Kepada Dialeksis.com, Nurchalis menjelaskan, negara Jepang, China, sangat membutuhkan cangkang untuk energi mereka. Namun sampai hari ini kita belum melakukan penanganan cangkang secara komprehensif, masih dibawa, atau diangkut keluar dari Aceh.
“Persoalan ini sudah berlangsung lama. Dari dulu sampai sekarang masih berlangsung. Lantas mengapa persoalan cangkang dari Aceh dengan kualitas bagus kini mencuat dan digemari, karena adanya beberapa pengusaha yang mengekspor cangkangnya dari Langsa,” sebutnya.

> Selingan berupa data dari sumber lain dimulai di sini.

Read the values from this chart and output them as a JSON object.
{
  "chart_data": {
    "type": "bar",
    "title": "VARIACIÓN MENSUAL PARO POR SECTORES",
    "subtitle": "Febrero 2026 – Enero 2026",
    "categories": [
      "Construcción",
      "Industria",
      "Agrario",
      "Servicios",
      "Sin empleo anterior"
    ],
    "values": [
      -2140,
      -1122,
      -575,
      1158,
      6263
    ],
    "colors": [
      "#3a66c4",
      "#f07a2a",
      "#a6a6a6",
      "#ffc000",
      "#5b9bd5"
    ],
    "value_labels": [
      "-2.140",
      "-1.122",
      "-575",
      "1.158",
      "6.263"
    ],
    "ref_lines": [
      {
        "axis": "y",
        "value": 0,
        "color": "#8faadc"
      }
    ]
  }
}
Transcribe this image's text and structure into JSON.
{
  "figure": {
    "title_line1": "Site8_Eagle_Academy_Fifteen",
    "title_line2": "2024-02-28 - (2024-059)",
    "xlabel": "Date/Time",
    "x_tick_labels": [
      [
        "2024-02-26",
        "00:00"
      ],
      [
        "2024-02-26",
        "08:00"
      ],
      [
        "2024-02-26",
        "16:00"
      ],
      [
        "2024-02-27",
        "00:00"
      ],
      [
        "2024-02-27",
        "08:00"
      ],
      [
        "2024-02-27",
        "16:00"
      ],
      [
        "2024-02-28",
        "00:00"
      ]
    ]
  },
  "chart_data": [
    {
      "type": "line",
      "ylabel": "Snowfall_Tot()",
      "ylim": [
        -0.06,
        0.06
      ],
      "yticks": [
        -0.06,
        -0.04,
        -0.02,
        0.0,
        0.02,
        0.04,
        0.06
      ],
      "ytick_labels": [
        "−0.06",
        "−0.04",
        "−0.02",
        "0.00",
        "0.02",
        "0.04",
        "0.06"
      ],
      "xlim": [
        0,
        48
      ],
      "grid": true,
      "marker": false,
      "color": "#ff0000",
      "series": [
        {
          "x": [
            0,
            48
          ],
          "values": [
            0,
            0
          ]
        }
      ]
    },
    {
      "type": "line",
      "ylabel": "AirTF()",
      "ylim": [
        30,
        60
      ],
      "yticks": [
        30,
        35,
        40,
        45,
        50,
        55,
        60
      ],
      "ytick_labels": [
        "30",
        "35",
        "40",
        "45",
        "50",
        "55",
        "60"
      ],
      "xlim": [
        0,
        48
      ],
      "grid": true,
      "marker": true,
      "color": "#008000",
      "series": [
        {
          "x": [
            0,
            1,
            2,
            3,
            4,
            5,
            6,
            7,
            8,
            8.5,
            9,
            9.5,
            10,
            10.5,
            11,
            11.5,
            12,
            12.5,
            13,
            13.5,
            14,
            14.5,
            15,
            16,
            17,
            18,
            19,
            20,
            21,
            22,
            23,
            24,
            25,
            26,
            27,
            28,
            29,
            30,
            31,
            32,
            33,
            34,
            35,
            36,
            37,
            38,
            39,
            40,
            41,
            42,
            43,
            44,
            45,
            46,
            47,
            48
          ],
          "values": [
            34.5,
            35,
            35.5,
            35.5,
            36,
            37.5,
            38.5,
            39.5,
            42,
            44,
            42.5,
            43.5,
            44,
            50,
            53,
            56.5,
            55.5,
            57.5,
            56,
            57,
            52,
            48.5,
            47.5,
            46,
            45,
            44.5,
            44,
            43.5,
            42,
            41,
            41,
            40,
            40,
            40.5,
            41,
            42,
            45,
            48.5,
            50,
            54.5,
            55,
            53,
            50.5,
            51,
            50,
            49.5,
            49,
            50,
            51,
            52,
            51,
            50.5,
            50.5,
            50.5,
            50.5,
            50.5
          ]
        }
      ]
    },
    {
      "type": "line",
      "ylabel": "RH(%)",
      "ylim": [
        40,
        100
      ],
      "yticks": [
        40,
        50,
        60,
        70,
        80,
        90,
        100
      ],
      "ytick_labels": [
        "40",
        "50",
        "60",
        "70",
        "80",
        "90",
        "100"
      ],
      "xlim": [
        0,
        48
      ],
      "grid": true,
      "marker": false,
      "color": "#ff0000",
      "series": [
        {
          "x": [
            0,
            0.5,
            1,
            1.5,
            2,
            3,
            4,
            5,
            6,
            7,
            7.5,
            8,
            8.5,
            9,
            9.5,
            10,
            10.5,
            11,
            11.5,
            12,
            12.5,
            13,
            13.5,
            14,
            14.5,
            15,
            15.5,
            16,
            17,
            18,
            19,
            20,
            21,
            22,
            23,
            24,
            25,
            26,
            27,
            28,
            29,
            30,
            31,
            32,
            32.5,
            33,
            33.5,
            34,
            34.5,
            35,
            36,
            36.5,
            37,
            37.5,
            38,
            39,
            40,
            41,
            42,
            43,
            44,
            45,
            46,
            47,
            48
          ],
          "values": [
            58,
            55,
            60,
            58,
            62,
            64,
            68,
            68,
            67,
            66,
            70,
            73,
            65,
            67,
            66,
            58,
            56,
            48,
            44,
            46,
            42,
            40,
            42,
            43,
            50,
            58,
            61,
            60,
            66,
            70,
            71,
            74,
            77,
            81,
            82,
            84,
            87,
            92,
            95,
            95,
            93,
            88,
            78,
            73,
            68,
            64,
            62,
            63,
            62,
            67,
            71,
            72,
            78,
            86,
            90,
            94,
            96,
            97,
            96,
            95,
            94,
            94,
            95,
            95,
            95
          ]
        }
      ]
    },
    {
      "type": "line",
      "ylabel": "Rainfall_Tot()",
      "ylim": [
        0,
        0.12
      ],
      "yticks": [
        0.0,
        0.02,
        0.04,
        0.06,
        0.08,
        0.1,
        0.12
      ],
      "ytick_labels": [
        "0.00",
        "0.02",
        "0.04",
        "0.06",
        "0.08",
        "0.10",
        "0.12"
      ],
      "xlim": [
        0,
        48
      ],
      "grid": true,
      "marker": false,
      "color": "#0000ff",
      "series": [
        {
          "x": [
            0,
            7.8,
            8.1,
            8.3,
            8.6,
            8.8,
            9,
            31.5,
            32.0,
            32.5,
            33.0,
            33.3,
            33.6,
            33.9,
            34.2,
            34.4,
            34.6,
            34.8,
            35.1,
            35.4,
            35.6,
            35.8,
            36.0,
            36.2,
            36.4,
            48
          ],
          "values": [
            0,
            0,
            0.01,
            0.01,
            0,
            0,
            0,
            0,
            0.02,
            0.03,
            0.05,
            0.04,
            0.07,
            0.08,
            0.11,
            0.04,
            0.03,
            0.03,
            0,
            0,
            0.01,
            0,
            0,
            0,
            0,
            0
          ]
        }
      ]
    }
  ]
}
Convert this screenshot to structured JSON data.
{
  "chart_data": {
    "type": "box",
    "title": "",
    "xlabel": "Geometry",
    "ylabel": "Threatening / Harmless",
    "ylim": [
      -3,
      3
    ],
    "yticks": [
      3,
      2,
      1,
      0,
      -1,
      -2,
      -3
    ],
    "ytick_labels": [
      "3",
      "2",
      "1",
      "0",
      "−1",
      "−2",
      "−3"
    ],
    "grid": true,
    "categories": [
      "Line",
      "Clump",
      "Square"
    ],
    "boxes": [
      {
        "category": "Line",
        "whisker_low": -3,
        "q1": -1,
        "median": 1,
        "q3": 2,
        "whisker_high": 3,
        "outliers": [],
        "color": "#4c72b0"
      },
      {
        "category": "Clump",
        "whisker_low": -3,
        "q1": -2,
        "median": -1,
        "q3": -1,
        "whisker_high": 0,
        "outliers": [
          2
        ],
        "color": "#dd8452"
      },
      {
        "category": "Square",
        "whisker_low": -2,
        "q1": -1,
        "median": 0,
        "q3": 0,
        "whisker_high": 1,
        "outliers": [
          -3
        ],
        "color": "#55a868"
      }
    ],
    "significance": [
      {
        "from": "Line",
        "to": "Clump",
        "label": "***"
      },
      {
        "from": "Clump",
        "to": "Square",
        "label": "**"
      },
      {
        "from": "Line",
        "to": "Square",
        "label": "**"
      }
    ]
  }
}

“Ini sangat mengembirakan. Kalau ini dijadikan sebagai sebuah semangat bersama, kita jadikan sebagai pendapatan untuk Aceh sendiri, ini sangat bagus. Bila Aceh yang mengekspor sendiri, biaya pengembalian pajak ekspor akan diberikan ke Aceh,” jelas ketua ISMI Aceh ini.
Melihat potensi yang sangat besar untuk pendapatan daerah ini, menurut Nurchalis, PKS yang ada di Aceh harus ada kesefahaman dalam membantu daerah. Untuk itu Pemerintah Aceh harus menyatukan mereka demi pembangunan daerah, jelasnya.
Dengan adanya tiga perusahaan di Langsa (PT Agritrade Cahaya Makmur, PT Sari Dumai Sejati, dan PT Sultana Biomas Indonesia) yang sudah melakukan ekspor cangkang melalui Aceh, ini merupakan sebuah peluang, terbukanya jalan bagi seluruh PKS yang ada untuk sama sama membantu Aceh.
Nurchalis sangat berharap, Pemerintah Aceh dapat menyatukan 26 PKS yang ada di Aceh untuk memanfaatkan sarana yang ada di Aceh, seperti pelabuhan untuk mengekspornya. Karena pengembalian dari pajak ekspor akan dikembalikan ke Aceh, sebutnya. (baga)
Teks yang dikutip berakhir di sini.